E un altro manifestino: “Lavoratori italiani tutti: non uno diserti questa grande battaglia per il pane e la libertà dei lavoratori, per la pace della nostra Patria. Ognuno aiuti come può e quanto può. Non lasciatevi piegare da lusinghe né da minacce!”.
Questi manifestini vengono diffusi in preparazione di uno dei grandi scioperi patriottici, quello del marzo 1944. In occasione di esso che vede fermi, per ammissione dello stesso nemico, 100.000 operai torinesi, i partigiani, scendendo dalle montagne, intervengono in appoggio degli scioperanti fermando i treni, parlando agli operai sfollati che ascoltano così i primi liberi comizi dopo un ventennio di dittatura. La partecipazione a questi scioperi è totale: il fine è patriottico.
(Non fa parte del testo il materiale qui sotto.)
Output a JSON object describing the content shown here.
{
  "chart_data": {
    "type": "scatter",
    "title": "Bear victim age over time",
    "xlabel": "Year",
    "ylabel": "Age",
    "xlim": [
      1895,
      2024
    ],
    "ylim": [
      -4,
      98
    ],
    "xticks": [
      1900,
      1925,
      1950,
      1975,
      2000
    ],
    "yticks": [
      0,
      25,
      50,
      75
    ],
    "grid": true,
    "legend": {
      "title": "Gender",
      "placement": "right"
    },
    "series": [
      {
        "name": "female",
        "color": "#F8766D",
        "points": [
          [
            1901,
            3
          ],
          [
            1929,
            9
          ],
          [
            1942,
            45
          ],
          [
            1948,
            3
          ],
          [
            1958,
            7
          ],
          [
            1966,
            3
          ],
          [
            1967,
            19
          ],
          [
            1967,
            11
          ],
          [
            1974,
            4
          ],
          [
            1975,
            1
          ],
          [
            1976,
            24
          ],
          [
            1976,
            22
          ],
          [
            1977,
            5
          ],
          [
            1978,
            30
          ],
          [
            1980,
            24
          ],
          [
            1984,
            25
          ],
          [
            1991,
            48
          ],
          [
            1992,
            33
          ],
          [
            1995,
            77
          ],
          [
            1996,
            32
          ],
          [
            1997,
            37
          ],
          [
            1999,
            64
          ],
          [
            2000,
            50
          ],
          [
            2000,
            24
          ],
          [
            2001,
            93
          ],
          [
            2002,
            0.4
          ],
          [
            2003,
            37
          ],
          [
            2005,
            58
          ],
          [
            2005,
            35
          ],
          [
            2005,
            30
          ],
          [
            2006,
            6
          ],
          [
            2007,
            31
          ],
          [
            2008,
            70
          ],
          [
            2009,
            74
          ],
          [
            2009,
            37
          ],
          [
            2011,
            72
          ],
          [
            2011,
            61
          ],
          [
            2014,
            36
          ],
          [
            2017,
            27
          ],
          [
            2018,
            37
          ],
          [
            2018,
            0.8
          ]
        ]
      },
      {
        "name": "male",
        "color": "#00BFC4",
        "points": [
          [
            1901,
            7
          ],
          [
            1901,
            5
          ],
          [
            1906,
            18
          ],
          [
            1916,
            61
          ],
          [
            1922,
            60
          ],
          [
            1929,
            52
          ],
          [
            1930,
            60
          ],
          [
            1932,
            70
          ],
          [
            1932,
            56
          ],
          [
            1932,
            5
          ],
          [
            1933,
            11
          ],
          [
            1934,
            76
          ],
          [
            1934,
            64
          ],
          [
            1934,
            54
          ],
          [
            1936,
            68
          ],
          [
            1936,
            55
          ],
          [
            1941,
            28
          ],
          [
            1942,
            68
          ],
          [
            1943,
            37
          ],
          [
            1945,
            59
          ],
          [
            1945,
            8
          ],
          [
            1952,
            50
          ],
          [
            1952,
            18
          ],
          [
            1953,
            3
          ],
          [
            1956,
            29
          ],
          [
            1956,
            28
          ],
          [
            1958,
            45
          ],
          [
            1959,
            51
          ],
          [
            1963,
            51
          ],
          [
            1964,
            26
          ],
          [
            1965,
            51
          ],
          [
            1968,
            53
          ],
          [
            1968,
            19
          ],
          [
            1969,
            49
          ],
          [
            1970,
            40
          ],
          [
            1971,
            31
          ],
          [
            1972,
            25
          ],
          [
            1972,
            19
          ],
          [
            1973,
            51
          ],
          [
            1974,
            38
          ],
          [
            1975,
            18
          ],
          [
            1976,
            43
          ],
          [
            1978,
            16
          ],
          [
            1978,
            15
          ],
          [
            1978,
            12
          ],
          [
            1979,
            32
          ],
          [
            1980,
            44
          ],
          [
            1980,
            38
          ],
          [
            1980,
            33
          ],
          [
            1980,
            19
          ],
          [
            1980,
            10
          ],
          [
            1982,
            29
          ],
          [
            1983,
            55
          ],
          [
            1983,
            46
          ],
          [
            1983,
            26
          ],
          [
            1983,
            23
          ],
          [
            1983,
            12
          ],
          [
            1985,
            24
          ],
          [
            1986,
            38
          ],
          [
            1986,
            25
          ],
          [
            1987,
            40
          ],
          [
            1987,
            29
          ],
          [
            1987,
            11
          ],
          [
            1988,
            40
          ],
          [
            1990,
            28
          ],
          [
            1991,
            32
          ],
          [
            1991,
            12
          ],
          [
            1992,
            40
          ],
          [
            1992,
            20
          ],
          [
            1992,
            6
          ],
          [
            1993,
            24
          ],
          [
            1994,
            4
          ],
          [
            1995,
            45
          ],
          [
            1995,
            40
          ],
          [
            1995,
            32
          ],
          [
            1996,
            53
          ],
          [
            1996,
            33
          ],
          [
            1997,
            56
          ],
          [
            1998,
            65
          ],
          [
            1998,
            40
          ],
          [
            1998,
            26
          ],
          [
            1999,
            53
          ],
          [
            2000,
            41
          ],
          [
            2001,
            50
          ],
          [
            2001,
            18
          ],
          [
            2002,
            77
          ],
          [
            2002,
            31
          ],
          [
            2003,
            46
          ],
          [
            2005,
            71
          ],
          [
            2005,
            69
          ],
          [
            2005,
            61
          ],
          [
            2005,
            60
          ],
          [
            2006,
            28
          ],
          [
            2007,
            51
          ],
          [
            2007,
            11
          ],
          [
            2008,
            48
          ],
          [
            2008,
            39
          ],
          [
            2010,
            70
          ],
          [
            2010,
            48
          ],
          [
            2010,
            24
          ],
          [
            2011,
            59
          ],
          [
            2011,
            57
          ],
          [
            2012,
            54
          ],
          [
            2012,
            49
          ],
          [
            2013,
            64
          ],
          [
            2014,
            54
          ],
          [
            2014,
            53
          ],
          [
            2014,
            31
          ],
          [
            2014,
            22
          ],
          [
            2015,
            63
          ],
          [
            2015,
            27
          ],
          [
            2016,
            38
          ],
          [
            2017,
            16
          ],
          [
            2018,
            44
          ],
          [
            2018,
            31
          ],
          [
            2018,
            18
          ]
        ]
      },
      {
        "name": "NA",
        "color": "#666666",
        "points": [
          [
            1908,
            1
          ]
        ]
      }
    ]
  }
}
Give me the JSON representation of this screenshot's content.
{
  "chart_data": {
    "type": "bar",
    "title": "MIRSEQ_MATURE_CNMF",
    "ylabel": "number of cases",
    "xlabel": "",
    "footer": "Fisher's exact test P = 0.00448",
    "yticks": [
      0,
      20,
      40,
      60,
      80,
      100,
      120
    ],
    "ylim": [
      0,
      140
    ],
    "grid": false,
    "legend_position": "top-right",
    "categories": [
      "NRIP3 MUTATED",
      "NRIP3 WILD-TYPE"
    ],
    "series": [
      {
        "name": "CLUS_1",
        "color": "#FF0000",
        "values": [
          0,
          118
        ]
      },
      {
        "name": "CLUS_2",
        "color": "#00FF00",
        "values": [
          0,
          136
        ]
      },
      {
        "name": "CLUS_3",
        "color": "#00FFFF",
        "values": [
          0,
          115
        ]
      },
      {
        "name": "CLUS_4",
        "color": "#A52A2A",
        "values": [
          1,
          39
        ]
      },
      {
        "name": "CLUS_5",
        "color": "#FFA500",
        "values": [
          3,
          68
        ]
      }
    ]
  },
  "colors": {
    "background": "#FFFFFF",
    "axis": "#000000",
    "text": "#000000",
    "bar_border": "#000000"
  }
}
Gli operai scendono tutti in lotta senza distinzione di parte politica e sapendo di rischiare spesso la vita.
Così, sfidando la rappresaglia e la deportazione, gli operai scioperano. E non solo nelle grandi aziende dove fino ad un certo punto il numero è forza ed è più facile sfidare in massa le minacce nemiche; ma anche nelle piccole fabbriche di 20, 30, 40 operai, dove si rischia la deportazione.
La violenza della repressione e le condizioni degli operai e di tutta la popolazione vanno peggiorando mano a mano che la crisi finale si avvicina.
“Torinesi! - proclama il 10 aprile 1945 il Comitato di Liberazione Nazionale - considerata l’attuale situazione che va aggravandosi di giorno in giorno, considerati i pericoli che da ogni parte ci minacciano, il pericolo della fame e della più nera miseria, il pericolo di venir bombardati come Dresda, Amburgo e Berlino, perché in ogni angolo della nostra città si annidano e si fortificano truppe e comandi tedeschi, il pericolo che prima di ritirarsi da Torino i tedeschi e i fascisti facciano saltare tutte le nostre fabbriche, il Comitato di Liberazione vi rivolge il seguente appello: aderite in massa allo sciopero generale che il Comitato provinciale di agitazione sta preparando contro la fame e il terrore nazifascista”.
Si avvicina dunque la grande prova dello sciopero finale, che vede in azione non solo gli operai, ma i negozianti, gli insegnanti, i tramvieri, i ferrovieri, i professionisti, perfino i magistrati. Ma questa grande vittoria popolare, che annuncia e precede l’insurrezione che esplode una settimana dopo - il 25 aprile 1945 - viene pagata con il sangue di numerosi martiri.
Questo è stato il fronte della lotta operaia. Che esso abbia poderosamente contribuito alla vittoria delle Nazioni Unite e alla liberazione d’Italia lo provano, con il loro nudo linguaggio, le cifre.
Alla sola FIAT gli scioperi sottraggono 8.376.000 ore di lavoro alla produzione bellica che i nazisti tentano di imporvi. La produzione di autocarri finiti scende da 70 al giorno nel 1943 a meno di 10 al giorno nel 1945; la produzione di aeroplani, di motori di aviazione, scende a zero; quella di ruote per carri armati è inferiore del 95% alle esigenze tedesche.
Il sacrificio di sangue è grande: centinaia di operai vengono arrestati, fucilati, deportati nei campi tedeschi da dove non torneranno mai più. Abbiamo ricordato gli operai; ricordiamo anche un dirigente, l’ing. Fogagnolo. Arrestato in questa cieca, terribile lotta affronta serenamente il plotone di esecuzione. Le sue ultime parole rivolte alla moglie e ai figli sono le seguenti: “Sono sereno; il mio ultimo pensiero è per voi. Viva l’Italia”.